We found we had a lot in common as they came over to France
at the same time as us and have also managed to get their French
residency. They use Strasbourg as their
permanent address and really raved about the place. Coincidentally, Helen works a few days a week
like Karen so conversation soon turned to internet, and they warned us about
how poor we'll find it on the Canal des Vosges which, to be honest, we were
expecting anyway as it is very rural.
Helen kindly gave Karen a list of everywhere they stayed and what the
internet reception was like.
Although we’d followed the tourist trail around Gray last
weekend, we decided to do a bit of our own sightseeing during the
afternoon. As usual we came across
interesting buildings that hadn’t been mentioned in the tourist trail. For example, this 17th century
lavoir with a house built over it.
Then we found a fine old 16th century building that was a hospital even older than the one on the tourist guide.

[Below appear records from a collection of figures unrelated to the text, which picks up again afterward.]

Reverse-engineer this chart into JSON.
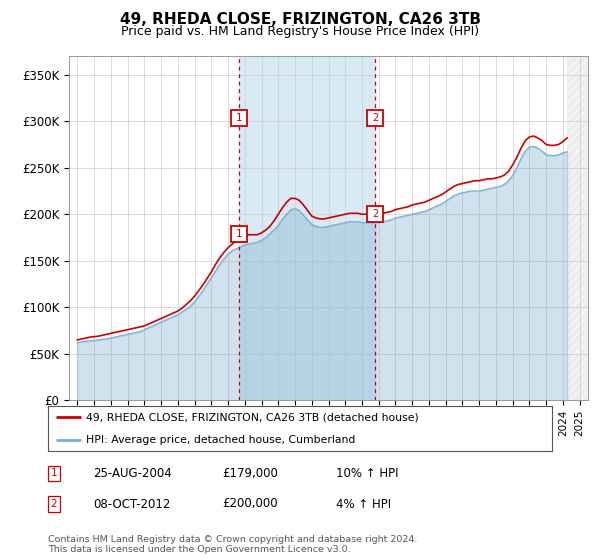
{
  "title": "49, RHEDA CLOSE, FRIZINGTON, CA26 3TB",
  "subtitle": "Price paid vs. HM Land Registry's House Price Index (HPI)",
  "title_fontsize": 11,
  "subtitle_fontsize": 9,
  "ylabel_ticks": [
    "£0",
    "£50K",
    "£100K",
    "£150K",
    "£200K",
    "£250K",
    "£300K",
    "£350K"
  ],
  "ytick_vals": [
    0,
    50000,
    100000,
    150000,
    200000,
    250000,
    300000,
    350000
  ],
  "ylim": [
    0,
    370000
  ],
  "xlim_start": 1994.5,
  "xlim_end": 2025.5,
  "transaction1_date": 2004.646,
  "transaction1_price": 179000,
  "transaction1_label": "1",
  "transaction2_date": 2012.77,
  "transaction2_price": 200000,
  "transaction2_label": "2",
  "legend_line1": "49, RHEDA CLOSE, FRIZINGTON, CA26 3TB (detached house)",
  "legend_line2": "HPI: Average price, detached house, Cumberland",
  "legend_label1_num": "1",
  "legend_label1_date": "25-AUG-2004",
  "legend_label1_price": "£179,000",
  "legend_label1_hpi": "10% ↑ HPI",
  "legend_label2_num": "2",
  "legend_label2_date": "08-OCT-2012",
  "legend_label2_price": "£200,000",
  "legend_label2_hpi": "4% ↑ HPI",
  "footer": "Contains HM Land Registry data © Crown copyright and database right 2024.\nThis data is licensed under the Open Government Licence v3.0.",
  "line_color_red": "#cc0000",
  "line_color_blue": "#7aadcf",
  "shade_color": "#d8eaf5",
  "bg_color": "#ffffff",
  "grid_color": "#cccccc",
  "hatch_color": "#bbbbbb",
  "marker_box_color": "#cc0000",
  "dashed_line_color": "#cc0000",
  "hatch_start": 2024.25
}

When we got back we had a Zoom call with four boater friends from the UK and then later in the afternoon Stuart & Vicky turned up on Victoria; they were on their way back to Auxonne to return to the UK for their second jabs. Sadly for them, when they return to their boat they will only have a couple of months to travel as, without residency cards, they are subject to the Schengen 90-day rule. Together with Helen & Dave’s friends Jean-Claude & Jean on Pax II moored behind them we all sat outside drinking and chatting for a few hours. Jean-Claude & Jean were an interesting couple as they were French-Venezuelan and French-Canadian respectively.
Friday evening at Gray |
On Friday we cruised three miles down two locks.
2 comments:
Thumbs up on the Ardennes plan. That is a beautiful navigation and it has just, or will soon reopen after two years long repair of flood damage at lock 22 or 23 I think. Being in the US we can’t access the VNF website so can’t get the Avis.
Don
Thanks for the recommendation. The Ardennes re-opened on May 3 this year.